L’hôpital de Mulhouse, confronté depuis longtemps à un manque criant de moyens comme tous les autres hôpitaux du pays, est aujourd’hui submergé par l’épidémie.

Entre six et dix patients nécessitant une assistance respiratoire sont admis quotidiennement, y compris des personnes jeunes qui ne présentaient pas de terrain à risques. Les 46 lits en réanimation sont tous occupés. L’ensemble des lits dédiés au Covid-19, dont le nombre avait presque doublé en fin de semaine, sont saturés. Chaque jour, le personnel soignant cherche des solutions pour prendre en charge des cas graves présentant des difficultés respiratoires sévères. Mais les mesures se révèlent insuffisantes, tant la situation se dégrade vite. Des patients dans un état grave sont transférés dans d’autres hôpitaux, distants de plusieurs centaines de kilomètres.

Alors qu’on n’est encore qu’au début de l’épidémie, le personnel se sent complètement dépassé. Une infirmière disait avoir l’impression de travailler dans un hôpital de guerre, avoir à faire face à une tâche au-dessus des moyens du personnel. Certains soignants sont atteints par le Covid-19, et les renforts sont insuffisants. Il manque de locaux, de lits et de moyens matériels.

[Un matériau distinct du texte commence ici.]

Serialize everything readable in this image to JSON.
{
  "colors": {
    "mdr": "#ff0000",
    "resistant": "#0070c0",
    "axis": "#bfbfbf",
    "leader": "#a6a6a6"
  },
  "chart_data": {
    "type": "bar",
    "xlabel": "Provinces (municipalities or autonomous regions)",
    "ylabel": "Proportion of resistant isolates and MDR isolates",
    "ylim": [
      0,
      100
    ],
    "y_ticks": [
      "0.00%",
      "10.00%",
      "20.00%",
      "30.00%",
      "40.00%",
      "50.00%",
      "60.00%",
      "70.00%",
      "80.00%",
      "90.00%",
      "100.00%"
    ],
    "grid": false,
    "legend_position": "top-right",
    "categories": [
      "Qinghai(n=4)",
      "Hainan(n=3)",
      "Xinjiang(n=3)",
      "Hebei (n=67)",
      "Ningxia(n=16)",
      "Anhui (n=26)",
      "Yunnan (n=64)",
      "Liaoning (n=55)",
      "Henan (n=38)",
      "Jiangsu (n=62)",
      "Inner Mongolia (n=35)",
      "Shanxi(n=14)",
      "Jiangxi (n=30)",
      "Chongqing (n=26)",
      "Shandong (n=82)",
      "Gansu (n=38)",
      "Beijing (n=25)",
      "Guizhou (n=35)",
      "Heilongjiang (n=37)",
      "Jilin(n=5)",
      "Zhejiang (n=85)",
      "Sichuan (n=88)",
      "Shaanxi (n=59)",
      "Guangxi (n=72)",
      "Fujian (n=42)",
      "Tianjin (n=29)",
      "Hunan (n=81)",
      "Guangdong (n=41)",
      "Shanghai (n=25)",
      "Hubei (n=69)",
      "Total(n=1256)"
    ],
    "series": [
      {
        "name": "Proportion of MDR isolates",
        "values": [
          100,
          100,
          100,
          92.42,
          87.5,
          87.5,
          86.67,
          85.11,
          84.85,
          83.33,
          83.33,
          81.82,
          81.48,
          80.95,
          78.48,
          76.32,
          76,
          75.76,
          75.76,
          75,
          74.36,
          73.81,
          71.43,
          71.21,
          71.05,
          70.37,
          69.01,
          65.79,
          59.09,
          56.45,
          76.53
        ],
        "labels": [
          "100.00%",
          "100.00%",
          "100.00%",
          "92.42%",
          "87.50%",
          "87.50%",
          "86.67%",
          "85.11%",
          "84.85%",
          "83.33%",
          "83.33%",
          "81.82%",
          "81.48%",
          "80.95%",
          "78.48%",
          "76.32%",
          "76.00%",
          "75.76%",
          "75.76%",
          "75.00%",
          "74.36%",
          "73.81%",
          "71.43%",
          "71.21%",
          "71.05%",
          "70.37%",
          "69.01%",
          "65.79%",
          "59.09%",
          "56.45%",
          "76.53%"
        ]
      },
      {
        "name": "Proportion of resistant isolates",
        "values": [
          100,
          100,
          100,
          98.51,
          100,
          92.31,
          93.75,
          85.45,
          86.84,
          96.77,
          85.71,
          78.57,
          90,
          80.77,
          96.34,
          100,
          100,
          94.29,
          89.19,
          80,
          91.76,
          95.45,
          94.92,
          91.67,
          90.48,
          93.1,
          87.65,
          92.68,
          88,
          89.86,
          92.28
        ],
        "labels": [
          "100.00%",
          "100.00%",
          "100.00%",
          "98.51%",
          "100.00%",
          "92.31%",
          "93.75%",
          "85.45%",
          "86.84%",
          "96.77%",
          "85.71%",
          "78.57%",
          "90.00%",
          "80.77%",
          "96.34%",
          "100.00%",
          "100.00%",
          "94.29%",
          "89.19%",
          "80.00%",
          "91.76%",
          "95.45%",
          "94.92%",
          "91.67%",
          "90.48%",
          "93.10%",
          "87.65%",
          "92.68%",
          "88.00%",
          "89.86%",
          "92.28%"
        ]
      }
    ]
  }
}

Le stock de masques est quasiment à zéro. Selon le responsable des Urgences, il n’y a pas assez de respirateurs artificiels pour faire face aux besoins.

Pour beaucoup de soignants, les mesures de confinement annoncées lundi 16 mars arrivent trop tard pour faire face à la propagation du virus, et dans ce contexte le maintien des élections était une aberration. 700 personnes ont déjà été testées positives dans le département, si tant est que ce chiffre signifie encore quelque chose : les tests ne sont plus réalisés que pour les personnes présentant des symptômes graves.

Dans ce contexte de crise épidémique, le gouvernement s’est placé au chevet des grandes entreprises, promettant un remède à coups de milliards d’euros pour essuyer leurs possibles pertes financières. L’hôpital, lui, continue à attendre des moyens, et c’est le résultat d’une politique criminelle.